Stock Return Example

Introduction and import data

In finance, the return of a stock (or index) is the following: if the value today was 11 and the value yesterday was 10, the return is 11/10 = 1.10, or 10% growth. The logarithmic return is then log(11/10)=0.0953. Since log(1)=0, a positive log returns indicate growth, and negative log returns indicate loss. In this study, let's focus on first percentile of the stock return distribution, Q(0.01)Q(0.01). The returns will be larger than this 99% of the time, so Q(0.01)Q(0.01) gives an idea of how bad the bad performance will be, which is useful for planning.

Let's first import the data file, take the last column (containing the daily closing price), and calculate the logarithmic returns based only on the closing price. Note that the file is in reverse chronological order (newest first).
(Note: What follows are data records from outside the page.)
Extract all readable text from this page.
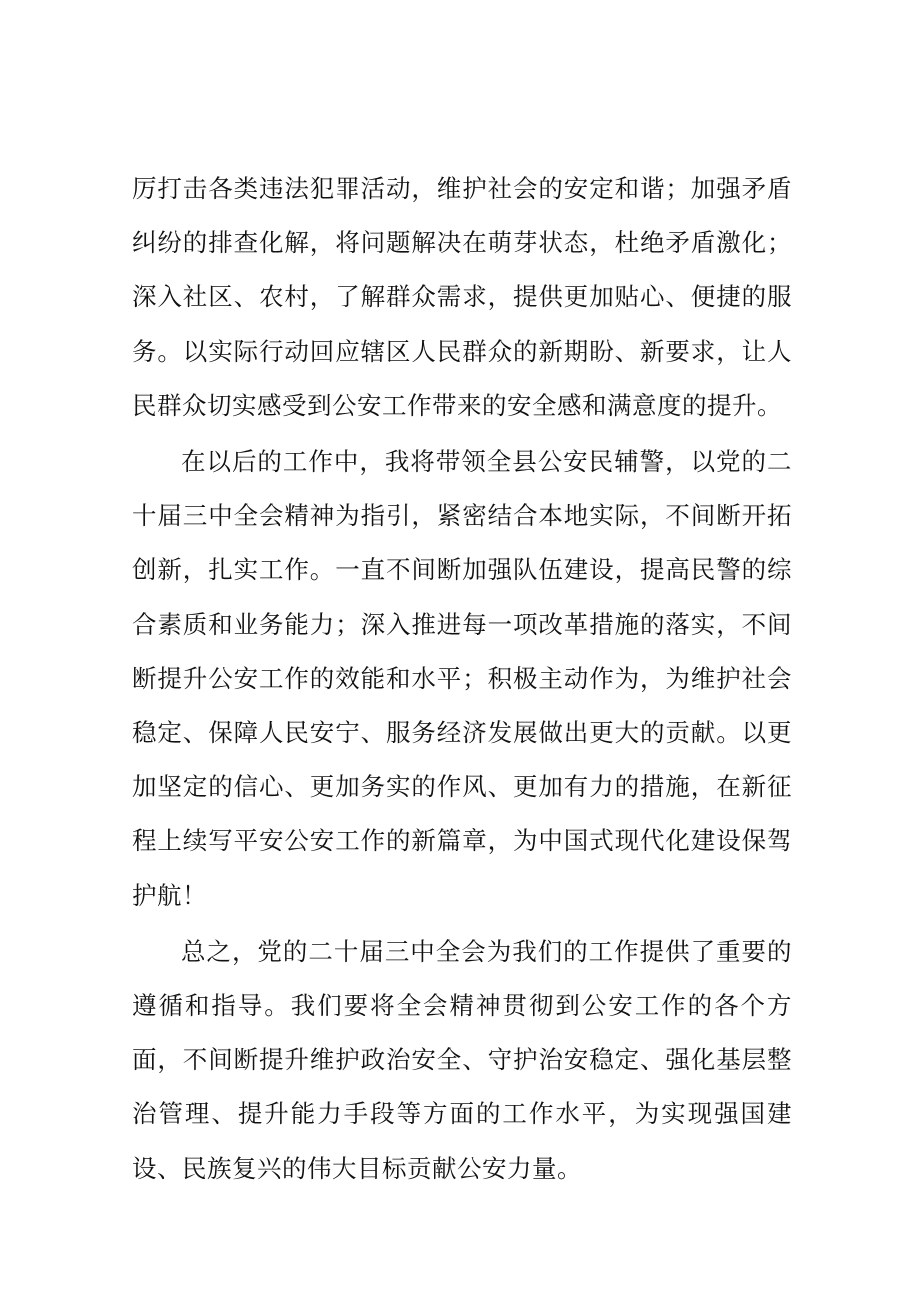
厉打击各类违法犯罪活动，维护社会的安定和谐；加强矛盾纠纷的排查化解，将问题解决在萌芽状态，杜绝矛盾激化；深入社区、农村，了解群众需求，提供更加贴心、便捷的服务。以实际行动回应辖区人民群众的新期盼、新要求，让人民群众切实感受到公安工作带来的安全感和满意度的提升。

在以后的工作中，我将带领全县公安民辅警，以党的二十届三中全会精神为指引，紧密结合本地实际，不间断开拓创新，扎实工作。一直不间断加强队伍建设，提高民警的综合素质和业务能力；深入推进每一项改革措施的落实，不间断提升公安工作的效能和水平；积极主动作为，为维护社会稳定、保障人民安宁、服务经济发展做出更大的贡献。以更加坚定的信心、更加务实的作风、更加有力的措施，在新征程上续写平安公安工作的新篇章，为中国式现代化建设保驾护航！

总之，党的二十届三中全会为我们的工作提供了重要的遵循和指导。我们要将全会精神贯彻到公安工作的各个方面，不间断提升维护政治安全、守护治安稳定、强化基层整治管理、提升能力手段等方面的工作水平，为实现强国建设、民族复兴的伟大目标贡献公安力量。
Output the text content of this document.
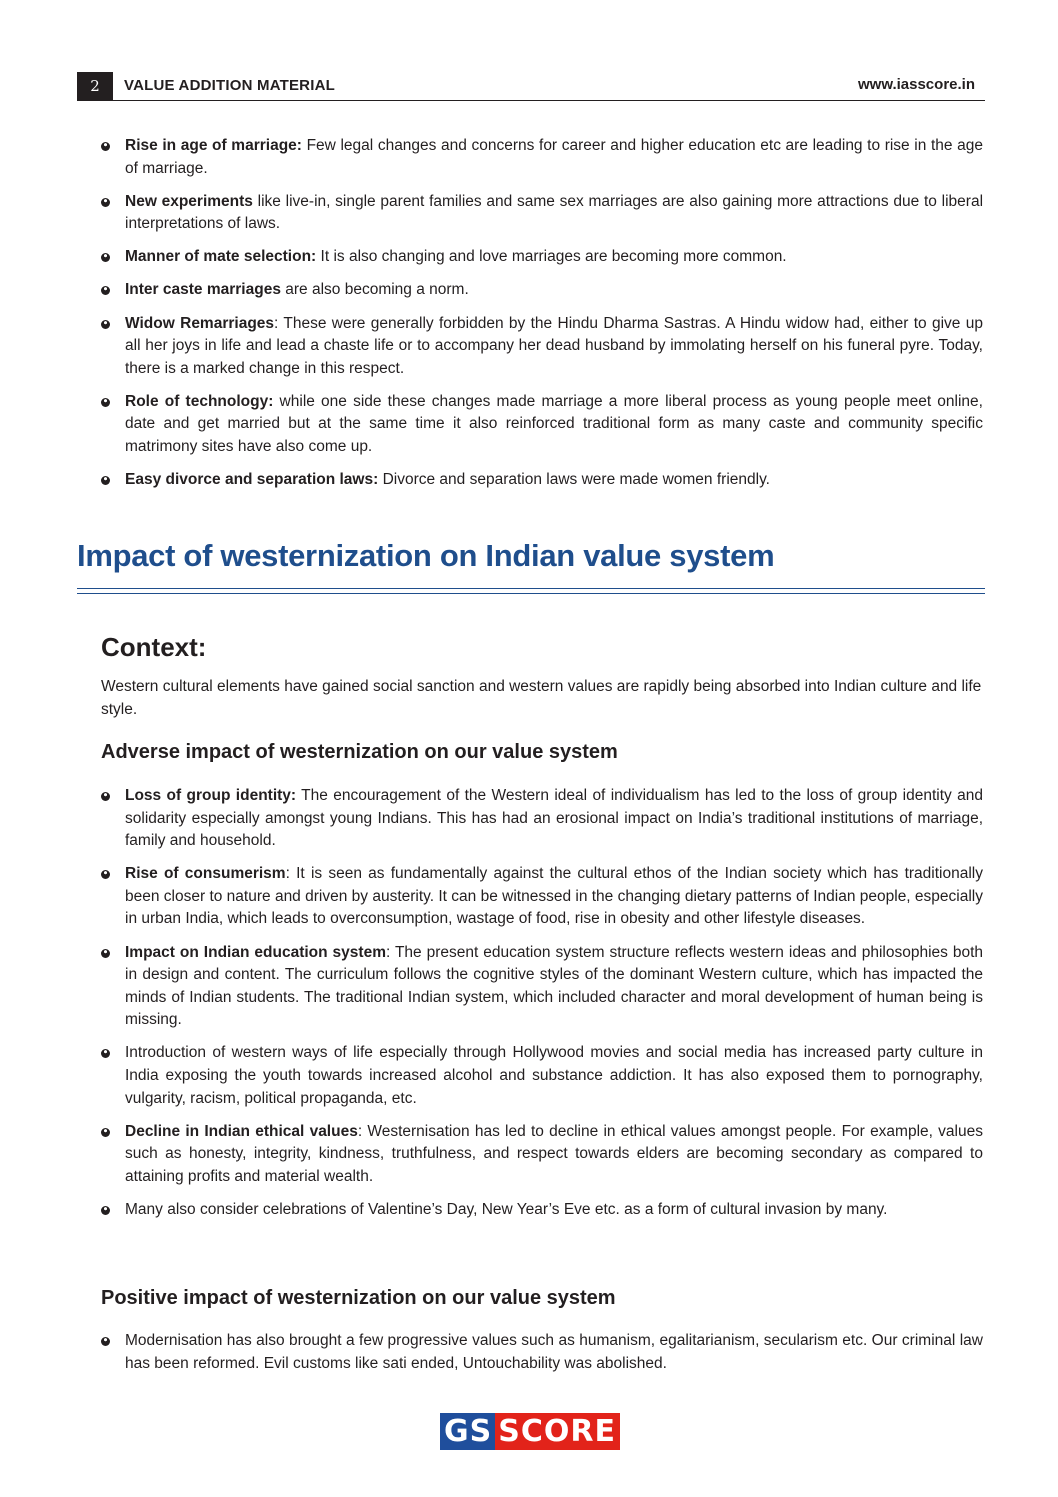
2	VALUE ADDITION MATERIAL	www.iasscore.in
Rise in age of marriage: Few legal changes and concerns for career and higher education etc are leading to rise in the age of marriage.
New experiments like live-in, single parent families and same sex marriages are also gaining more attractions due to liberal interpretations of laws.
Manner of mate selection: It is also changing and love marriages are becoming more common.
Inter caste marriages are also becoming a norm.
Widow Remarriages: These were generally forbidden by the Hindu Dharma Sastras. A Hindu widow had, either to give up all her joys in life and lead a chaste life or to accompany her dead husband by immolating herself on his funeral pyre. Today, there is a marked change in this respect.
Role of technology: while one side these changes made marriage a more liberal process as young people meet online, date and get married but at the same time it also reinforced traditional form as many caste and community specific matrimony sites have also come up.
Easy divorce and separation laws: Divorce and separation laws were made women friendly.
Impact of westernization on Indian value system
Context:
Western cultural elements have gained social sanction and western values are rapidly being absorbed into Indian culture and life style.
Adverse impact of westernization on our value system
Loss of group identity: The encouragement of the Western ideal of individualism has led to the loss of group identity and solidarity especially amongst young Indians. This has had an erosional impact on India’s traditional institutions of marriage, family and household.
Rise of consumerism: It is seen as fundamentally against the cultural ethos of the Indian society which has traditionally been closer to nature and driven by austerity. It can be witnessed in the changing dietary patterns of Indian people, especially in urban India, which leads to overconsumption, wastage of food, rise in obesity and other lifestyle diseases.
Impact on Indian education system: The present education system structure reflects western ideas and philosophies both in design and content. The curriculum follows the cognitive styles of the dominant Western culture, which has impacted the minds of Indian students. The traditional Indian system, which included character and moral development of human being is missing.
Introduction of western ways of life especially through Hollywood movies and social media has increased party culture in India exposing the youth towards increased alcohol and substance addiction. It has also exposed them to pornography, vulgarity, racism, political propaganda, etc.
Decline in Indian ethical values: Westernisation has led to decline in ethical values amongst people. For example, values such as honesty, integrity, kindness, truthfulness, and respect towards elders are becoming secondary as compared to attaining profits and material wealth.
Many also consider celebrations of Valentine’s Day, New Year’s Eve etc. as a form of cultural invasion by many.
Positive impact of westernization on our value system
Modernisation has also brought a few progressive values such as humanism, egalitarianism, secularism etc. Our criminal law has been reformed. Evil customs like sati ended, Untouchability was abolished.
GS SCORE
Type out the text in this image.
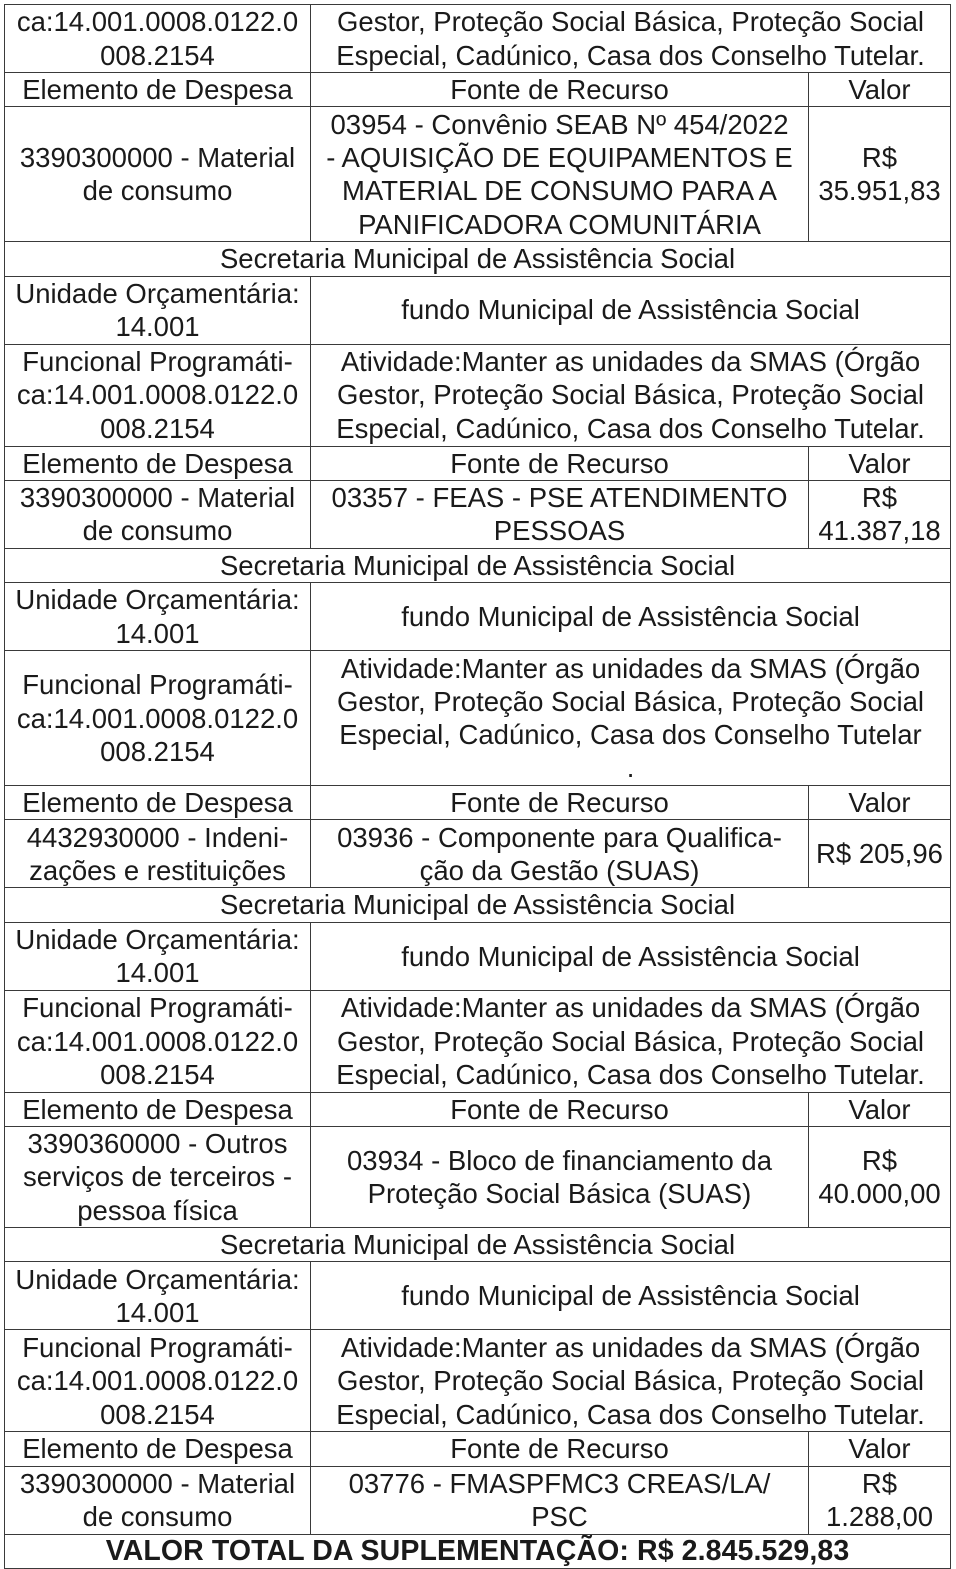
ca:14.001.0008.0122.0
008.2154	Gestor, Proteção Social Básica, Proteção Social
Especial, Cadúnico, Casa dos Conselho Tutelar.	

Elemento de Despesa	Fonte de Recurso	Valor

3390300000 - Material
de consumo	03954 - Convênio SEAB Nº 454/2022
- AQUISIÇÃO DE EQUIPAMENTOS E
MATERIAL DE CONSUMO PARA A
PANIFICADORA COMUNITÁRIA	R$
35.951,83

Secretaria Municipal de Assistência Social		

Unidade Orçamentária:
14.001	fundo Municipal de Assistência Social	

Funcional Programáti-
ca:14.001.0008.0122.0
008.2154	Atividade:Manter as unidades da SMAS (Órgão
Gestor, Proteção Social Básica, Proteção Social
Especial, Cadúnico, Casa dos Conselho Tutelar.	

Elemento de Despesa	Fonte de Recurso	Valor

3390300000 - Material
de consumo	03357 - FEAS - PSE ATENDIMENTO
PESSOAS	R$
41.387,18

Secretaria Municipal de Assistência Social		

Unidade Orçamentária:
14.001	fundo Municipal de Assistência Social	

Funcional Programáti-
ca:14.001.0008.0122.0
008.2154	Atividade:Manter as unidades da SMAS (Órgão
Gestor, Proteção Social Básica, Proteção Social
Especial, Cadúnico, Casa dos Conselho Tutelar
.	

Elemento de Despesa	Fonte de Recurso	Valor

4432930000 - Indeni-
zações e restituições	03936 - Componente para Qualifica-
ção da Gestão (SUAS)	R$ 205,96

Secretaria Municipal de Assistência Social		

Unidade Orçamentária:
14.001	fundo Municipal de Assistência Social	

Funcional Programáti-
ca:14.001.0008.0122.0
008.2154	Atividade:Manter as unidades da SMAS (Órgão
Gestor, Proteção Social Básica, Proteção Social
Especial, Cadúnico, Casa dos Conselho Tutelar.	

Elemento de Despesa	Fonte de Recurso	Valor

3390360000 - Outros
serviços de terceiros -
pessoa física	03934 - Bloco de financiamento da
Proteção Social Básica (SUAS)	R$
40.000,00

Secretaria Municipal de Assistência Social		

Unidade Orçamentária:
14.001	fundo Municipal de Assistência Social	

Funcional Programáti-
ca:14.001.0008.0122.0
008.2154	Atividade:Manter as unidades da SMAS (Órgão
Gestor, Proteção Social Básica, Proteção Social
Especial, Cadúnico, Casa dos Conselho Tutelar.	

Elemento de Despesa	Fonte de Recurso	Valor

3390300000 - Material
de consumo	03776 - FMASPFMC3 CREAS/LA/
PSC	R$
1.288,00

VALOR TOTAL DA SUPLEMENTAÇÃO: R$ 2.845.529,83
tmp1 <- read.csv("SPdata.csv",header=T)
tmp2 <- log(rev(tmp1[,7]))
lgrn <- diff(tmp2) #log-return
par(mar=c(5,5,4,1),cex.main=1.5,cex.axis=1.3,cex.lab=1.4)
plot(lgrn,type="l")

Graph

summary(lgrn)
##       Min.    1st Qu.     Median       Mean    3rd Qu.       Max. 
## -9.470e-02 -6.441e-03  4.668e-04 -6.404e-05  6.309e-03  1.096e-01

Gaussian Model

In many applications in finance, it is common to model daily returns as independent Gaussian variables. Let's first find the best-fitting Gaussian distribution, which has the same mean and standard deviation as the ones from the log-return data.

N <- length(lgrn)
mu.obs <- mean(lgrn)
sd.obs <- sqrt(var(lgrn)*(N-1)/N)
#Q.01: the first percentile from the best-fitting normal distribution
Q.01 <- qnorm(p = 0.01, mean = mu.obs, sd = sd.obs) 
mu.obs #mean of log-return
## [1] -6.404402e-05
sd.obs #standard deviation of log-return
## [1] 0.01399881
Q.01
## [1] -0.03263014

Now, let's generate simulated data from the Gaussian model and investigate the uncertainty for Q(0.01)Q(0.01). sim is a function which simulates a dataset from a normal distribution with specified mean and SD, and returns the sample mean and SD. q0.01 is a function to find the first percentile of a normal distribution with specified mean and SD.

sim <- function(m, s, n){
  tmp1 <- rnorm(n, mean=m, sd=s)
  tmp2 <- mean(tmp1)
  tmp3 <- sd(tmp1)
  out <- list(mean=tmp2, sd=tmp3)
  return(out)
}

q0.01 <- function(mean.sd.list){
  out <- qnorm(p=0.01, mean.sd.list$mean, mean.sd.list$sd)
  return(out)
}

Here is the game plan.

  1. First, we randomly sample NN (sample size from original data) data points from the best-fitting normal distribution.
  2. Then, we calculate the sample mean and SD from the simulated data.
  3. Output the first percentile of the normal distribution with the mean and SD calculated in Step 2.
  4. Repeat Step 1-3 5,000 times.
  5. Calculate the 95% confidence interval from the output 5,000 first percentiles.
iter <- 5000
res <- rep(0,iter)
for (it in 1:iter){
  tmp1 <- sim(mu.obs,sd.obs,N)
  res[it] <- q0.01(tmp1)
}
quantile(res,prob=c(0.025,0.975))
##        2.5%       97.5% 
## -0.03366107 -0.03159475

Let's compare the computed CI with the Q(0.01)Q(0.01) from the original data.

quantile(lgrn,prob=0.01)
##          1% 
## -0.03923286

It is surprising to see that the first percentile from the original data is not even close to the computed confidence interval! Why? Let's check the distribution of the log-return data.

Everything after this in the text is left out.